PATIENT FINANCIAL RESPONSIBILTY AGREEMENT AND ACKNOWLEDGEMENT OF RECIEPT OF PRIVACY PRACTICES
I understand I am required to pay all co-pays prior to being seen by the doctor unless arrangements have been made.
If my insurance requires referrals for the office visits, I take full responsibility to obtain them prior to my appointment. If this is not done, I agree to pay all claims denied because of lack of proper referral or I may choose not to be seen until a referral is received.
I understand that some items and/or procedures authorized by my insurance do not guarantee payment and may later be denied. I accept financial responsibility for these items and/or procedures if they are denied even if prior authorization is obtained. I also understand that these items cannot be returned.
I understand that some exams and/or procedures require services from an outside lab. I accept that these services may be billed independently by the facility to my insurance.
I understand that a $30.00 returned check fee will be charged for all returned checks.
I understand that a $25.00 fee may be charged for disability paperwork.
We require at least a 24 hour cancellation notice if for any reason you cannot make your appointment. I understand that a $25.00 fee may be charged for all missed appointments.

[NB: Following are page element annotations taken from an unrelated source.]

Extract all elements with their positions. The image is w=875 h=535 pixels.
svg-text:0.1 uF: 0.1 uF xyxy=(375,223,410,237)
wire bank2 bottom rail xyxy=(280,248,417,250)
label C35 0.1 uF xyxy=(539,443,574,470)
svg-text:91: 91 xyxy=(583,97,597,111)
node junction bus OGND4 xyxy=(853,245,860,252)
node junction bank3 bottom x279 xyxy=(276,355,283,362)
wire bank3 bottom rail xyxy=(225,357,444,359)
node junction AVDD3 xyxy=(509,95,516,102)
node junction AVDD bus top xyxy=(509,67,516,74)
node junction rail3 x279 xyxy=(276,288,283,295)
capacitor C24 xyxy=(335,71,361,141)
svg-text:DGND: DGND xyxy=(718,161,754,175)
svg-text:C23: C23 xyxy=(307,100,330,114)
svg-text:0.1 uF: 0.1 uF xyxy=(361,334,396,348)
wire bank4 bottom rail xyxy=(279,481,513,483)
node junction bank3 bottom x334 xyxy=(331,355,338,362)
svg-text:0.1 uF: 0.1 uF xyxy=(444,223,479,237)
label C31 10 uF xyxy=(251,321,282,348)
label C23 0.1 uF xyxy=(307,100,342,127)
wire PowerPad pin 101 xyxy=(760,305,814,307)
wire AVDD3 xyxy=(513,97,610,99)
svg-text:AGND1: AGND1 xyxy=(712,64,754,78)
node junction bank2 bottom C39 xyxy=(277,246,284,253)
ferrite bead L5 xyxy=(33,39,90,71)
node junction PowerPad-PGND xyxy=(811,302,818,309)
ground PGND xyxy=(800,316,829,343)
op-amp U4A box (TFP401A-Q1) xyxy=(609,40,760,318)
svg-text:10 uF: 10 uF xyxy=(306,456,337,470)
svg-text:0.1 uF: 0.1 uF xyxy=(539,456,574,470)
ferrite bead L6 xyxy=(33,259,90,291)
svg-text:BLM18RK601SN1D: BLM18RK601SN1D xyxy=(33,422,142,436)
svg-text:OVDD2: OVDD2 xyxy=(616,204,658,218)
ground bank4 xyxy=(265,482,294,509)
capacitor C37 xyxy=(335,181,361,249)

I understand that if I change my insurance, I am responsible to notify the office.
I understand I must give ALL insurance information at the time of my Initial Appointment.
I understand that there may be a charge for printing medical records.
I agree that my account will be “paid in full” upon receiving the statement. Any courtesy fees are only applicable upon full-payment of fees at the time of visit. If my account is not paid-in-full upon presentation of the statement, I agree to pay a monthly re-billing fee of $3.00 per month until paid.
I agree that in the event my account is turned over to an attorney or collections agency, I agree to pay any and all actual collection fees charged and or attorney’s fees, fees incurred in an amount not to exceed 50% of the balance due. I further agree that the jurisdiction for any action filed for the purpose of collection and any sums due on this account shall be the place where the contract was made, specifically Maricopa County, Arizona. A photocopy for facsimile of this agreement shall be considered as valid as the original.
I acknowledge that I was provided a copy of the Notice of Privacy Practices and that I have read (or had the opportunity to read) and understood the notice.